Native American fantasy

This is one of the very few illustrative paintings I've ever done with a Native American theme. I know next to nothing about Indians and doing justice to an authentic story would involve much more research than I could handle. However, if someone commissioned me, I would attempt to rise to the occasion and at least turn out something decent to look at.

This piece, "The Raising of Skhau," was a commission. In 1985 I attended "Fantasy Worlds West," a fantasy convention in Oakland, California under the auspices of Marion Zimmer ("Darkover") Bradley and her extended family.

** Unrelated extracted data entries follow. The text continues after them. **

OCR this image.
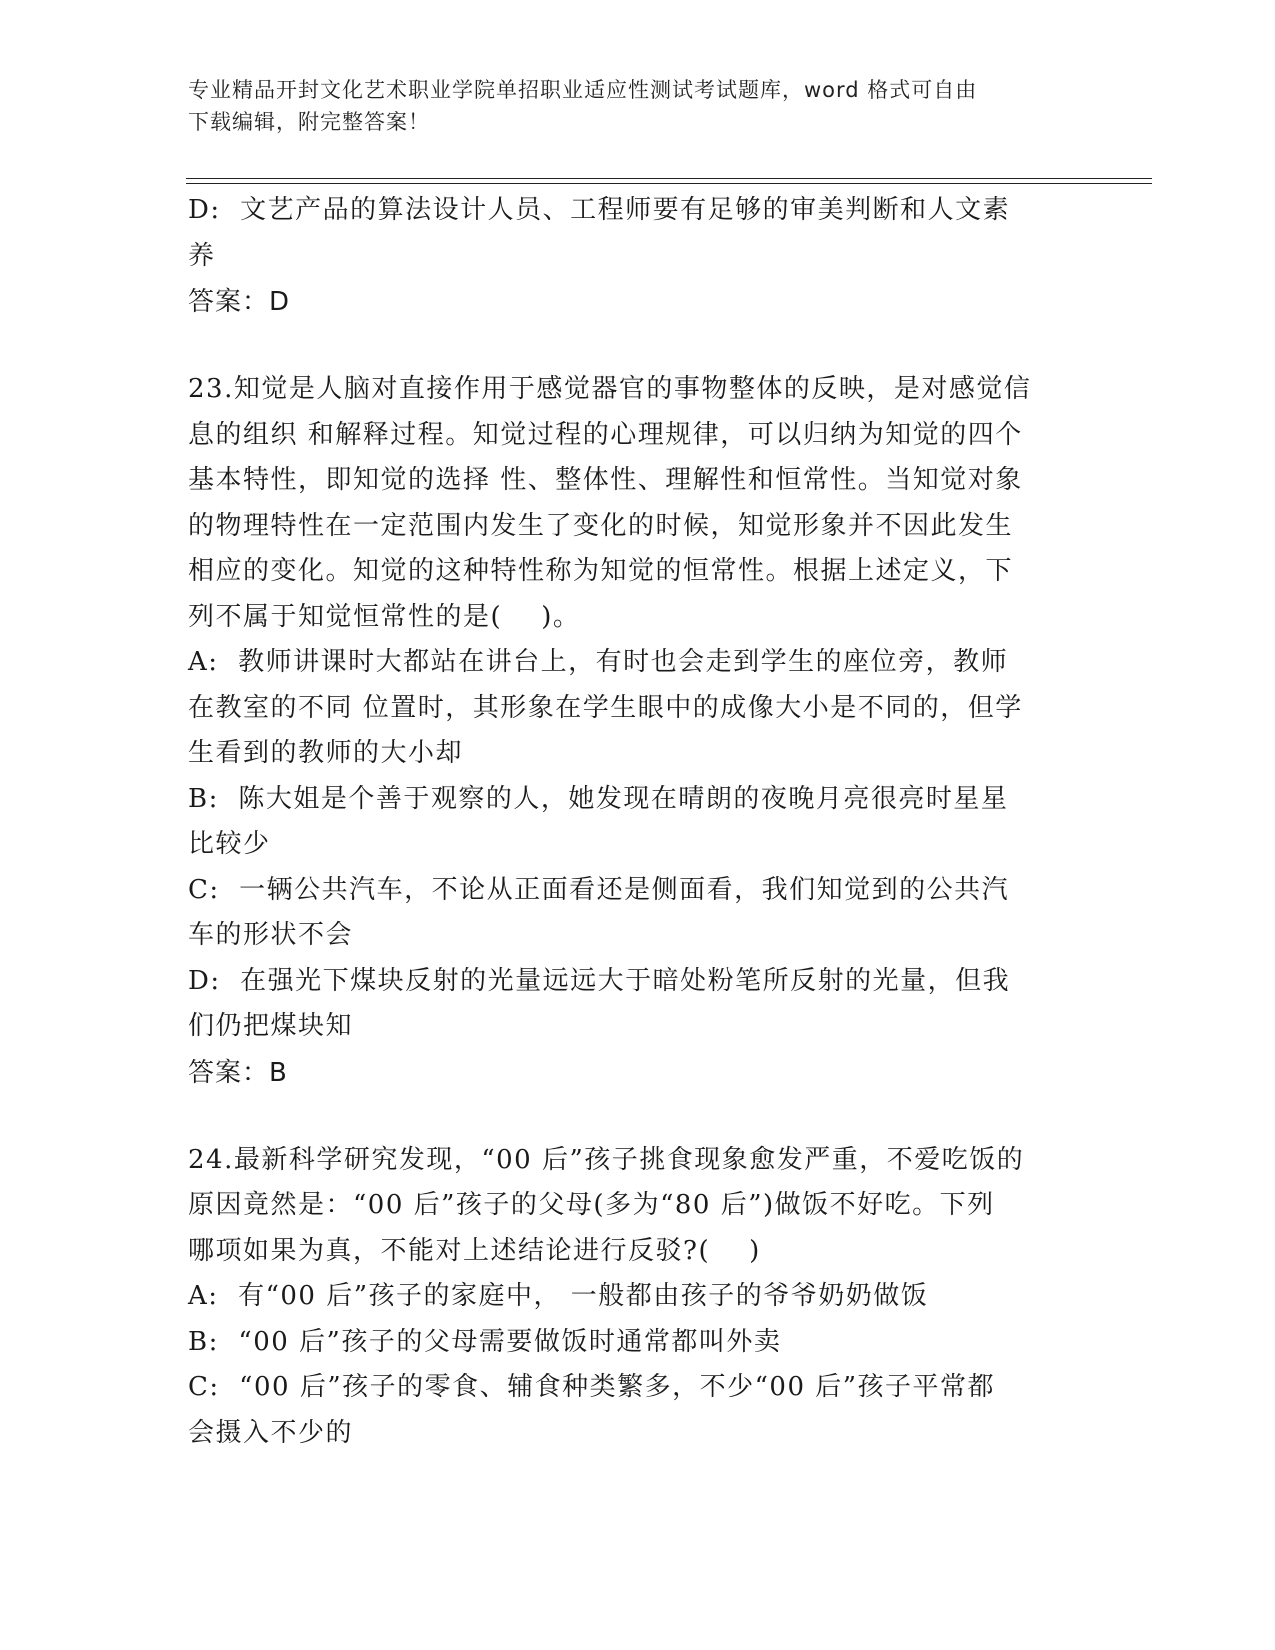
专业精品开封文化艺术职业学院单招职业适应性测试考试题库，word 格式可自由
下载编辑，附完整答案！
D:  文艺产品的算法设计人员、工程师要有足够的审美判断和人文素
养
答案：D
23.知觉是人脑对直接作用于感觉器官的事物整体的反映，是对感觉信
息的组织 和解释过程。知觉过程的心理规律，可以归纳为知觉的四个
基本特性，即知觉的选择 性、整体性、理解性和恒常性。当知觉对象
的物理特性在一定范围内发生了变化的时候，知觉形象并不因此发生
相应的变化。知觉的这种特性称为知觉的恒常性。根据上述定义，下
列不属于知觉恒常性的是(    )。
A:  教师讲课时大都站在讲台上，有时也会走到学生的座位旁，教师
在教室的不同 位置时，其形象在学生眼中的成像大小是不同的，但学
生看到的教师的大小却
B:  陈大姐是个善于观察的人，她发现在晴朗的夜晚月亮很亮时星星
比较少
C:  一辆公共汽车，不论从正面看还是侧面看，我们知觉到的公共汽
车的形状不会
D:  在强光下煤块反射的光量远远大于暗处粉笔所反射的光量，但我
们仍把煤块知
答案：B
24.最新科学研究发现，“00 后”孩子挑食现象愈发严重，不爱吃饭的
原因竟然是：“00 后”孩子的父母(多为“80 后”)做饭不好吃。下列
哪项如果为真，不能对上述结论进行反驳?(    )
A:  有“00 后”孩子的家庭中， 一般都由孩子的爷爷奶奶做饭
B:  “00 后”孩子的父母需要做饭时通常都叫外卖
C:  “00 后”孩子的零食、辅食种类繁多，不少“00 后”孩子平常都
会摄入不少的
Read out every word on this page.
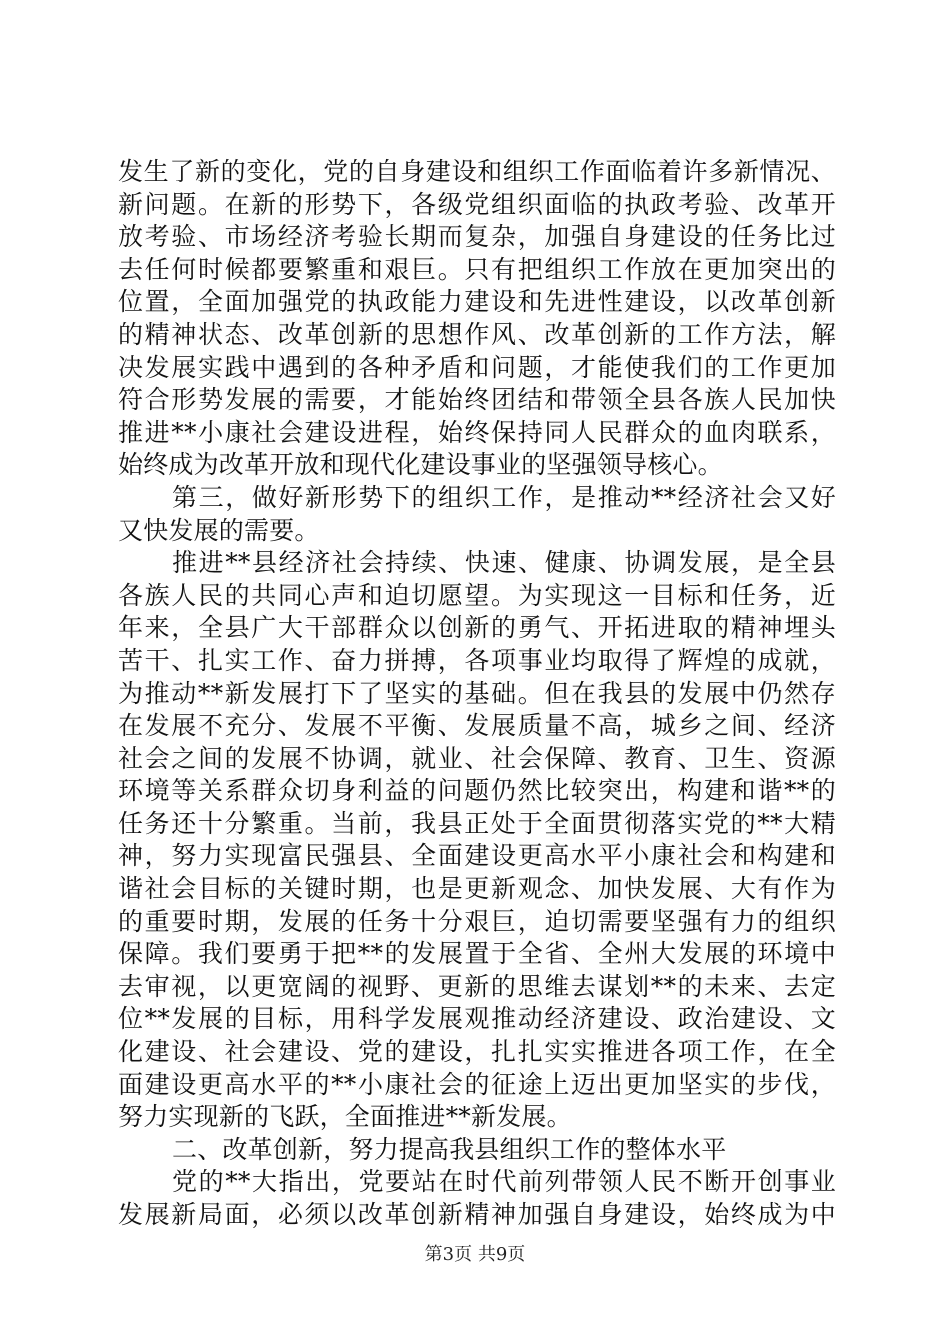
发生了新的变化，党的自身建设和组织工作面临着许多新情况、
新问题。在新的形势下，各级党组织面临的执政考验、改革开
放考验、市场经济考验长期而复杂，加强自身建设的任务比过
去任何时候都要繁重和艰巨。只有把组织工作放在更加突出的
位置，全面加强党的执政能力建设和先进性建设，以改革创新
的精神状态、改革创新的思想作风、改革创新的工作方法，解
决发展实践中遇到的各种矛盾和问题，才能使我们的工作更加
符合形势发展的需要，才能始终团结和带领全县各族人民加快
推进**小康社会建设进程，始终保持同人民群众的血肉联系，
始终成为改革开放和现代化建设事业的坚强领导核心。
第三，做好新形势下的组织工作，是推动**经济社会又好
又快发展的需要。
推进**县经济社会持续、快速、健康、协调发展，是全县
各族人民的共同心声和迫切愿望。为实现这一目标和任务，近
年来，全县广大干部群众以创新的勇气、开拓进取的精神埋头
苦干、扎实工作、奋力拼搏，各项事业均取得了辉煌的成就，
为推动**新发展打下了坚实的基础。但在我县的发展中仍然存
在发展不充分、发展不平衡、发展质量不高，城乡之间、经济
社会之间的发展不协调，就业、社会保障、教育、卫生、资源
环境等关系群众切身利益的问题仍然比较突出，构建和谐**的
任务还十分繁重。当前，我县正处于全面贯彻落实党的**大精
神，努力实现富民强县、全面建设更高水平小康社会和构建和
谐社会目标的关键时期，也是更新观念、加快发展、大有作为
的重要时期，发展的任务十分艰巨，迫切需要坚强有力的组织
保障。我们要勇于把**的发展置于全省、全州大发展的环境中
去审视，以更宽阔的视野、更新的思维去谋划**的未来、去定
位**发展的目标，用科学发展观推动经济建设、政治建设、文
化建设、社会建设、党的建设，扎扎实实推进各项工作，在全
面建设更高水平的**小康社会的征途上迈出更加坚实的步伐，
努力实现新的飞跃，全面推进**新发展。
二、改革创新，努力提高我县组织工作的整体水平
党的**大指出，党要站在时代前列带领人民不断开创事业
发展新局面，必须以改革创新精神加强自身建设，始终成为中
第3页 共9页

While there I made the acquaintance of one of their writer friends named Terry Tafoya. Tafoya, an American Indian of Warm Springs Apache/Taos Pueblo heritage (or so he claimed), was a fantasy writer who had written a science fantasy story based on the Apache and Navaho myths of Changing Woman. He commissioned a scene from his story, where Changing Woman resurrects her brother briefly from bones in his grave. 

I did as much research as time allowed but I ended up making many major cultural mistakes in the final painting, which any Indian or Indian expert would fault me for. For instance, the staff with the feathers held in the woman's hand should not have the feathers only on the top, but tied on intervals along the staff. And she is not wearing aboriginal garb, but 20th century pseudo-Navajo attire. 

Nevertheless, I finished the picture, delivered it, and was paid, and Terry Tafoya disappeared from my world. Many years later his claims to Native heritage as well as his academic credentials were challenged, but that is none of my business, I'm only an illustrator. I like the rainbow border, which had something to do with the story, which I have almost completely forgotten. Now I stay away from any image or theme from Native American Indian cultures, lest I grab material I have no right to use.

"The Raising of Skhau" is acrylic on illustration board, 11" x 14", March 1986. Click for larger view. Restored in Photoshop.

1 comment:

Tristan Alexander said...

Interesting, very strong graphics and effective at telling a story.